The prescription medicines, which CMS describes as "high expenditure, single source drugs without generic or biosimilar competition" will be subject to the first-ever price negotiations by the U.S. Medicare health program that covers 66 million people.
The list includes:
- BMS and Pfizer's blood thinner, Eliquis
- Boehringer Ingelheim and Eli Lilly's diabetes drug, Jardiance
- Bayer and Janssen's blood thinner, Xarelto
- Merck & Co's diabetes drug, Januvia
- AstraZeneca's diabetes and heart failure drug, Farxiga
- Novartis' heart failure drug, Entresto
- Amgen's rheumatoid arthritis drug, Enbrel
- AbbVie's leukemia treatment, Imbruvica
- J&J's arthritis and Crohn's disease, Stelara
- Insulin from Novo Nordisk
Collectively, more than 8 million people covered by Medicare used these drugs between June 2022 and May 2023, according to CMS data.
According to CMS, drug companies with a selected drug for the negotiation program will have an opportunity to submit data and information on the drugs. This fall, CMS will invite each participating drug company to engage in a meeting on its data submission.
Passed into law last year, the IRA seeks to address inflation by potentially decreasing the federal government's budget deficit, decreasing the costs of prescription drugs, and directing investments toward domestic energy production with an emphasis on clean energy. For drugmakers, the IRA states that drug manufacturers must pay a rebate to the federal government if the prices of certain drugs covered under Medicare Part B and most drugs under Part D rise at a rate that exceeds inflation.
The price change threshold will be determined by average sales and average manufacturer price depending on the drug.
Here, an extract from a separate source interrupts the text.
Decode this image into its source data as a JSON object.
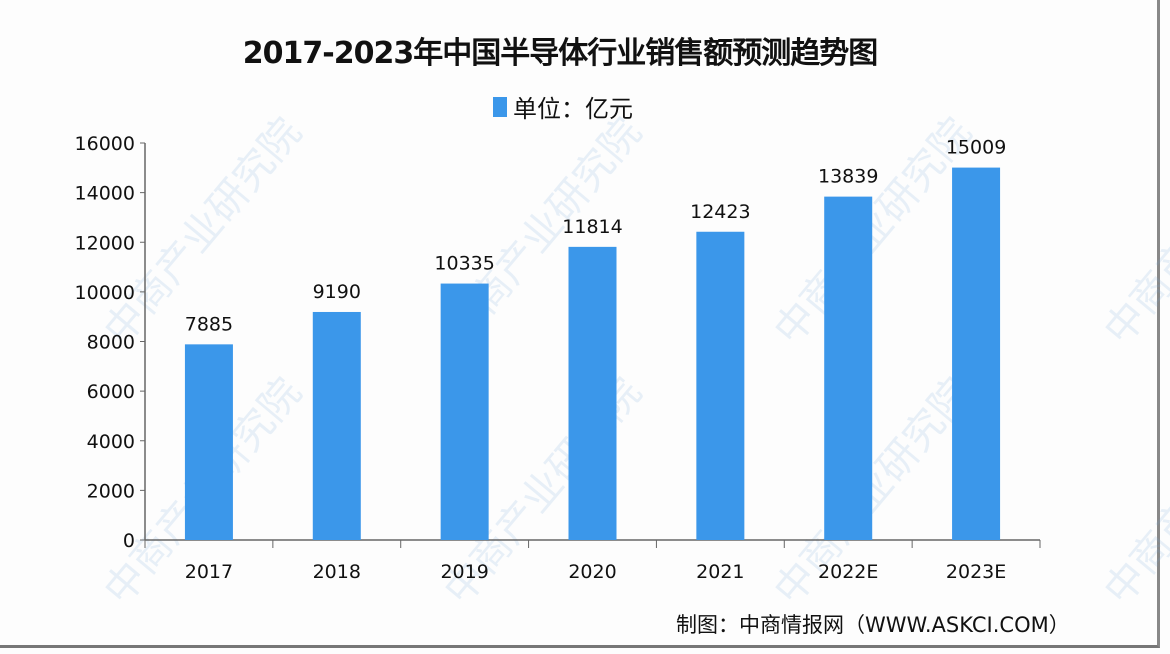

If price increases are higher than the inflation rate, then manufacturers will have to pay the difference to Medicare as a rebate.
Many drugmakers are pushing back. Merck was the first to formally challenge the law. The drugmaker argued the program is unconstitutional. According to Merck, the Fifth Amendment requires the U.S. government pay “just compensation” if it takes property for public use — but the IRA allows the government to obtain innovations without providing fair value for them. J&J, Astellas Pharma and BMS have subsequently filed similar suits.